Não é apenas a escassez de recursos, equipamentos e estúdios que arranca essa queixa de cineastas na Faixa de Gaza. Quatro anos depois de o grupo islâmico Hamas ter assumido o controle de Gaza, censores culturais estão enfraquecendo a indústria do cinema local, que já era frágil.

Imerso em conflito com Israel e enfrentando seus rivais palestinos seculares na Cisjordânia ocupada, o Hamas vem investindo em programas de jornalismo, educativos e até mesmo clipes de animação veiculados na TV e na Internet e que promovam suas posições políticas.

Mas artistas independentes dizem que o Ministério da Cultura de Gaza, onde os projetos precisam ser aprovados antes serem exibidos para o público, se apressa a reprimir conteúdos que não se enquadrem nos editos do Hamas.

Foi esse o caso do curta-metragem de 2010 "Masho Matook" ("Algo Doce"), dirigido por Khalil al-Muzzayen e que mostra as interações entre soldados israelenses e crianças palestinas que jogavam futebol em Gaza, na época em que o território era ocupado por Israel.

Embora a vinheta em vídeo tenha sido oferecida ao Festival de Cinema de Cannes, o Hamas proibiu sua exibição local, citando uma cena de quatro segundos em que soldados israelenses lançam olhares de apreciação para uma palestina bela que passa por eles com os cabelos descobertos.
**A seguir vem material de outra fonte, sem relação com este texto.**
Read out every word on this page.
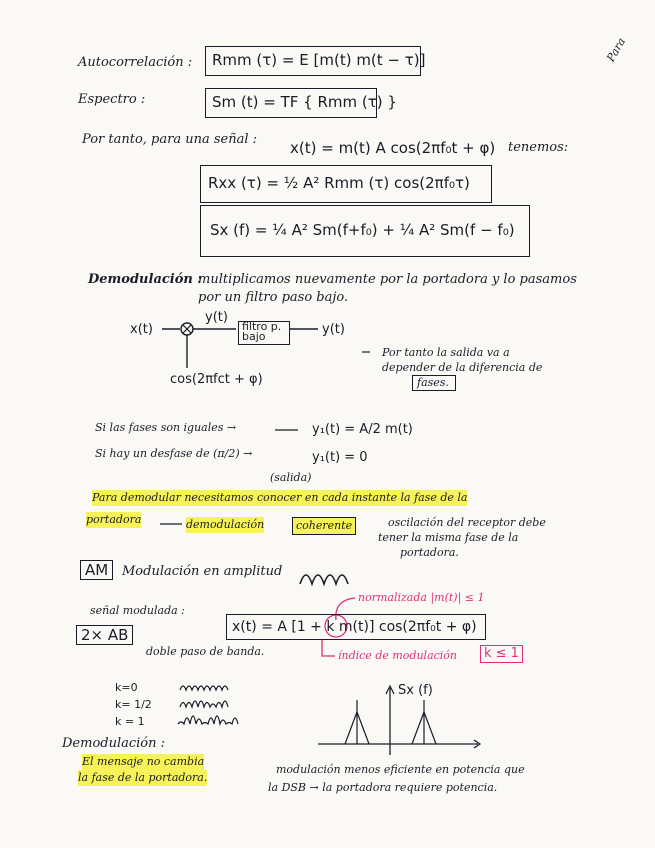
Autocorrelación : Rmm (τ) = E [m(t) m(t − τ)]
Espectro :	Sm (t) = TF { Rmm (τ) }
Por tanto, para una señal : x(t) = m(t) A cos(2πf₀t + φ) tenemos:
Rxx (τ) = ½ A² Rmm (τ) cos(2πf₀τ)
Sx (f) = ¼ A² Sm(f+f₀) + ¼ A² Sm(f − f₀)
Demodulación :
multiplicamos nuevamente por la portadora y lo pasamos
por un filtro paso bajo.
x(t)
y(t)
filtro p. bajo	y(t)
cos(2πfct + φ)
Por tanto la salida va a
depender de la diferencia de
fases.
Si las fases son iguales →	y₁(t) = A/2 m(t)
Si hay un desfase de (π/2) →	y₁(t) = 0
(salida)
Para demodular necesitamos conocer en cada instante la fase de la
portadora	demodulación	coherente	oscilación del receptor debe
tener la misma fase de la
portadora.
AM	Modulación en amplitud
señal modulada :
x(t) = A [1 + k m(t)] cos(2πf₀t + φ)
normalizada |m(t)| ≤ 1
índice de modulación	k ≤ 1
2× AB
doble paso de banda.
k=0
k= 1/2
k = 1
Sx (f)
Demodulación :
El mensaje no cambia
la fase de la portadora.
modulación menos eficiente en potencia que
la DSB → la portadora requiere potencia.
Para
O ministro da Cultura, Mustafa al-Sawaf, disse que as imagens são "fora de contexto."

"A mulher estava inclinada, rindo e olhando para os soldados israelenses, e isso foi inapropriado. Mulheres palestinas não fariam isso," disse Sawaf, descrevendo como mínimas as intervenções de seu ministério em produções de cinema e televisão.
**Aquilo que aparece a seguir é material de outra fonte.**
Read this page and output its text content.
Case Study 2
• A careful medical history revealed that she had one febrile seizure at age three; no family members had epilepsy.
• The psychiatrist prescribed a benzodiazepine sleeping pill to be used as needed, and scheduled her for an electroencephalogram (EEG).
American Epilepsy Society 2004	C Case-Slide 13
Boa parte da disputa vem do fato de que o filme, ambientado nos anos 1970, mostra uma mulher com os cabelos descobertos --coisa que raramente é vista hoje em Gaza, onde os costumes islâmicos deitaram raízes.

NEGANDO A REALIDADE

Enquanto a censura é comum nas sociedades árabes e muçulmanas conservadoras, alguns palestinos enxergam na censura do Hamas um excesso de zelo nascido de seus esforços para impor a ordem no território pobre encurralado entre Israel, o Egito e o Mediterrâneo.

"Foi injusto proibir o filme em função de uma cena que mostra uma moça sem lenço na cabeça. Por que negar a realidade?", indagou o cineasta de 23 anos Ahmed Abu Naser, que como seu irmão gêmeo e parceiro artístico Mohammed, ajudou Mouzzayen com "Masho Matook."

Os próprios irmãos são figuras incomuns na sociedade palestina por terem cabelos longos e fumarem cachimbos.

Gaza não tem cinemas: três que existiam antes da retirada dos soldados e colonos israelenses em 2005 foram incendiados durante choques entre facções palestinas. Há televisores em toda parte, muitas vezes recebendo TV por satélite, mas não há lugares para exibições públicas de filmes.

Um festival de cinema promovido este mês pelo Centro de Assuntos Femininos de Gaza também teve problemas com os censores do Hamas.

A programação incluía documentários e trabalhos de ficção do Egito, Líbano, Tunísia e México sobre questões ligadas às mulheres. Mas todos tiveram que passar pelas "tesouras" do Ministério da Cultura, disse Absi.

Um filme teve cortada uma cena em que uma mulher, enquanto falava com seu amado, estando cada um em sacadas diferentes, abaixou seu vestido de um lado, mostrando seu ombro. Em outro, foi cortado um diálogo em que um homem irado xingava sua mulher.

Sawaf descreveu a censura como sendo consensual, dizendo que os filmes entregues ao Ministério para serem aprovados antes do festival foram devolvidos com "comentários para os diretores."

"Precisamos ter uma postura em relação a qualquer trabalho que viole os valores tradicionais. Queremos conservar o legado da comunidade," disse Sawaf.